Waymo's Data Primary team needs to build and operate the data infrastructure that powers Waymo's perception foundation models. This involves designing scalable pipelines to process petabytes of sensor data, enabling rare event mining, large-scale offline model deployment, and ensuring high-quality, diverse data for perception model training, evaluation, and production.
Requirements
- C++ programming skills (required), with Python experience
- 4+ years of experience with large-scale data systems (e.g., Spark, Beam, or Dataflow)

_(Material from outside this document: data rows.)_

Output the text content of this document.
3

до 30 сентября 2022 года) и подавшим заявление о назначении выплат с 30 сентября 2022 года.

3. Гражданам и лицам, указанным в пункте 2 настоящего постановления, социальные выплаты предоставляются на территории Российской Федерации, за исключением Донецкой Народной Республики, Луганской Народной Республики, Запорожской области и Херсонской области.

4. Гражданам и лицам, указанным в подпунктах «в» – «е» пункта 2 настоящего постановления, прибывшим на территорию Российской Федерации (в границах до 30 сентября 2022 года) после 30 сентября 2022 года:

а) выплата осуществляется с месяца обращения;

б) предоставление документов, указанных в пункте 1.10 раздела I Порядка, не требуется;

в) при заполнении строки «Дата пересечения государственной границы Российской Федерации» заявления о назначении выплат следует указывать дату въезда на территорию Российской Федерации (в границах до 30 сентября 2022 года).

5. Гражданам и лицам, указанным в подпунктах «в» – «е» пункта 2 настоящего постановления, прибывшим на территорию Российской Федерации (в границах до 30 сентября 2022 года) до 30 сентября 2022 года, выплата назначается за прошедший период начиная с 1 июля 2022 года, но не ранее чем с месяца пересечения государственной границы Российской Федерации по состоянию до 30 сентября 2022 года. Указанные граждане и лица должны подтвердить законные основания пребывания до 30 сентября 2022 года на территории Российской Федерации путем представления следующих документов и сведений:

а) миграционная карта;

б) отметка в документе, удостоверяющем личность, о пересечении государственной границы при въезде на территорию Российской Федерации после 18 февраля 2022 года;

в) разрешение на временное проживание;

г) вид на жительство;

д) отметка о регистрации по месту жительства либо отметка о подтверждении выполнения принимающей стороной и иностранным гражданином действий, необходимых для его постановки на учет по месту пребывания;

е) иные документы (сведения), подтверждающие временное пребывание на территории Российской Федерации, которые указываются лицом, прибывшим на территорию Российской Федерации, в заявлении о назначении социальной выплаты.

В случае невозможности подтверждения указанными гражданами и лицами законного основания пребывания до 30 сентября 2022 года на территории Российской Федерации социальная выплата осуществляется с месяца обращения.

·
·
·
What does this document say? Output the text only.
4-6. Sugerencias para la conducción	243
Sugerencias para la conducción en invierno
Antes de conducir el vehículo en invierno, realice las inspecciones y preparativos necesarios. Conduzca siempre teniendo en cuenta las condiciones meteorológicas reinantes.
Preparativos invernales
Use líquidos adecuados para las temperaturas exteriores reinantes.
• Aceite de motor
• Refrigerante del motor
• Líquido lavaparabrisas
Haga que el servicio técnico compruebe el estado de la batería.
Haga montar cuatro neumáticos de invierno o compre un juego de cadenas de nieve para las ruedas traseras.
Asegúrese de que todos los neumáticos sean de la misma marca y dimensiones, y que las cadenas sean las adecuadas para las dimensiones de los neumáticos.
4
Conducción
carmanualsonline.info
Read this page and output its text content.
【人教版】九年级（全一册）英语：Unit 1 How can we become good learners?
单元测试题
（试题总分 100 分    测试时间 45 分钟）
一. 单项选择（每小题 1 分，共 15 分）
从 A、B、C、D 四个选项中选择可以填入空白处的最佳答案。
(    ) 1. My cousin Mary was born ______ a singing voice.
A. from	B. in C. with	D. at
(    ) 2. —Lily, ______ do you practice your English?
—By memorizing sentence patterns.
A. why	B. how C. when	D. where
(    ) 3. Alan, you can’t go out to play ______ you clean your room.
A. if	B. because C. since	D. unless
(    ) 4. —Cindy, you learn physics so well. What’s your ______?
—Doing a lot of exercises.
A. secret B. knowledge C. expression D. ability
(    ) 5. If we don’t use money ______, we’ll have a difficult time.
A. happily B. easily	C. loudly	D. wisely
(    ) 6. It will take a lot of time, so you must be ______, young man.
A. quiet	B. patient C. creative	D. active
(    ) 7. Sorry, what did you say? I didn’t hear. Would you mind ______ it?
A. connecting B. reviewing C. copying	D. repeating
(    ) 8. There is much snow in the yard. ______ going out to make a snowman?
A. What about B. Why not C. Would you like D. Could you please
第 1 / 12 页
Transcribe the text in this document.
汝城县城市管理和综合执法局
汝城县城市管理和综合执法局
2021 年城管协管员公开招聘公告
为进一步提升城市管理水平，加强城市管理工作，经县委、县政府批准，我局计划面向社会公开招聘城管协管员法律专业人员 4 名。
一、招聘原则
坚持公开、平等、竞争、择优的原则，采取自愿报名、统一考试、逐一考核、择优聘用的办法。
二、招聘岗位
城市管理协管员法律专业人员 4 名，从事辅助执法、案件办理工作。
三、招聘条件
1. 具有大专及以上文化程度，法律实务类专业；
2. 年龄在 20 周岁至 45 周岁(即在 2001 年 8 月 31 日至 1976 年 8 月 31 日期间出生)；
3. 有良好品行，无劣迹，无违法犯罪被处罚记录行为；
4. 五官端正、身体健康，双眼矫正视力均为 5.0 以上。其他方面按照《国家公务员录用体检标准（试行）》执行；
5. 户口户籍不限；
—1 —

- Background in ML data engineering, data curation, or active learning
- Experience building and maintaining end-to-end ML data pipelines
- Experience with vector search (Faiss, ScaNN) or RAG systems
- Knowledge of ML infra for foundation model training and evaluation
- Familiarity with data-centric AI (few-shot, fine-tuning, pre-training)
Responsibilities
- Design and improve large-scale data pipelines that serve ML and research teams
- Deploy and maintain data flows for reliable, high-quality dataset delivery
- Apply ML techniques (e.g., embeddings, active learning) for data search and curation
- Build tools for scalable data mining and offboard inference
- Work to accelerate new model deployment across cities and platforms
Other
- Collaboration skills with model, infra, and product teams
- Background in autonomous systems or robotics
- MS/PhD or published work in ML or large-scale data systems